When a negotiator begins negotiating with the lien holders it is becoming increasingly more common for the primary lien holder to require that all Jr. lien holders accept no more than $1,000 as a short sale payoff for their liens. If they do not, then often the primary will not accept a discount on their own lien. This effectively kills your short sale deal with that property.
Unless there is a neutral ground where both primary and Jr. lien holders can agree on their payoff amounts there is little you can do to keep the deal alive. Once solution I have found that works is by making a deal with the primary that essentially cuts out all Jr. lien holders. This method requires documentation from the primary lien holder that indicates their acceptance of the agreement. This document is important because it allows you more control over the situation at the Sheriff sale.
When a lender forecloses the property is auctioned off on the court house steps or in the court house. For the purpose of this writing I will be referring to the Judicial Foreclosure process.
This agreement best works when you have already negotiated a payoff number with the primary lien holder. If you have not, you will need to do so.
Inform the primary lien holder that the Jr. lien holders will not accept a short pay within the acceptable amount in which the primary requires. Because of this a short sale is not possible and you will not be able to purchase the property unless the primary is willing to honor their short sale payoff amount upon the Jr. lien holders claims on the property being void. Other than accepting a payoff and willingly providing a release of the loan the only other way I know of is for the property to be sold at Sheriffs sale.
The agreement with the primary is to honor the negotiated payoff amount of ‘X’. At the auction the primary lender will have a representative present to bid on the property. This is generally someone who works for the lenders attorney filing the foreclosure. The lender will inform the attorney, which should inform their representative at the auction, of the situation. If they fail to do so, this is when you would present that individual with the letter from the lender.
You will be bidding on the property at the auction for the amount you agreed upon with the primary.
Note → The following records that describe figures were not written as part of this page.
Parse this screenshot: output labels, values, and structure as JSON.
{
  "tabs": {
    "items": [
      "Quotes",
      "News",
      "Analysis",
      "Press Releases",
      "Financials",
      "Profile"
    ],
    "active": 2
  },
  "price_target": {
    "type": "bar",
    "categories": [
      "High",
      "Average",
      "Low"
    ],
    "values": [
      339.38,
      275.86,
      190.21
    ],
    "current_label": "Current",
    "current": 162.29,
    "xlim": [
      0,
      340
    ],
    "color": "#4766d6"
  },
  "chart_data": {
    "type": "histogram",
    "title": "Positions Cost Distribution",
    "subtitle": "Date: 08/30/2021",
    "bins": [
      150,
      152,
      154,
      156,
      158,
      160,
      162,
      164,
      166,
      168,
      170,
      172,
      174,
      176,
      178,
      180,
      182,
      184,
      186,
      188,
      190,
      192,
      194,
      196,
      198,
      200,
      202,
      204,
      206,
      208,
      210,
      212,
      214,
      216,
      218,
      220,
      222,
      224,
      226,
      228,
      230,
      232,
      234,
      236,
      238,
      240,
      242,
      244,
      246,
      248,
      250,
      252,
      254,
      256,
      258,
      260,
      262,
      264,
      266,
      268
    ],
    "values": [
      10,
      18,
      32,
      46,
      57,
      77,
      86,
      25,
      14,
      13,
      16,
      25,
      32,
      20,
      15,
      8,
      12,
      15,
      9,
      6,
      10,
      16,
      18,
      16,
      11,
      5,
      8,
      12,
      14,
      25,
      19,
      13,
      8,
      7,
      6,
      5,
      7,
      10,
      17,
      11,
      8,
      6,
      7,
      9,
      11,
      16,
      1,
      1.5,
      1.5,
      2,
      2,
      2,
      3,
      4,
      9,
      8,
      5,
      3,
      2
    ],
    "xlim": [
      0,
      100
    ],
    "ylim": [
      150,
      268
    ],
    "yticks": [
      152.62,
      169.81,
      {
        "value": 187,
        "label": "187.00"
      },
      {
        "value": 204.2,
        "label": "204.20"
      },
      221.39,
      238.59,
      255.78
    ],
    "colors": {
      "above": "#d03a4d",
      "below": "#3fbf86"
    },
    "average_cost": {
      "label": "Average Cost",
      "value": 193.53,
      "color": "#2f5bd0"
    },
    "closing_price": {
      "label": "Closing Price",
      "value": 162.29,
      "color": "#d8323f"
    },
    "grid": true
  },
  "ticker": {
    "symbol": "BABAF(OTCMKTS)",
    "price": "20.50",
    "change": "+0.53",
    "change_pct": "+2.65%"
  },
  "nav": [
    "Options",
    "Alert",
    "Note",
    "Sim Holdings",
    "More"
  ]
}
The lenders bidding representative should not bid against you, or at least not past the specified amount, if you are sure to speak with them prior to bidding.
Upon successfully winning the bid at the auction, all Jr. liens are removed from the property’s deed and the primary get the amount they agreed upon through your negotiations.
The down side to this is that you must follow all auction rules. Also, it doesn’t help the homeowner out much. They still get the foreclosure on their record because it went through the foreclosure process and was bought at auction. Because of this, this method is only for those who are focused on obtaining an investment property, or owner occupied, and NOT for those who are focused on the homeowners best interest.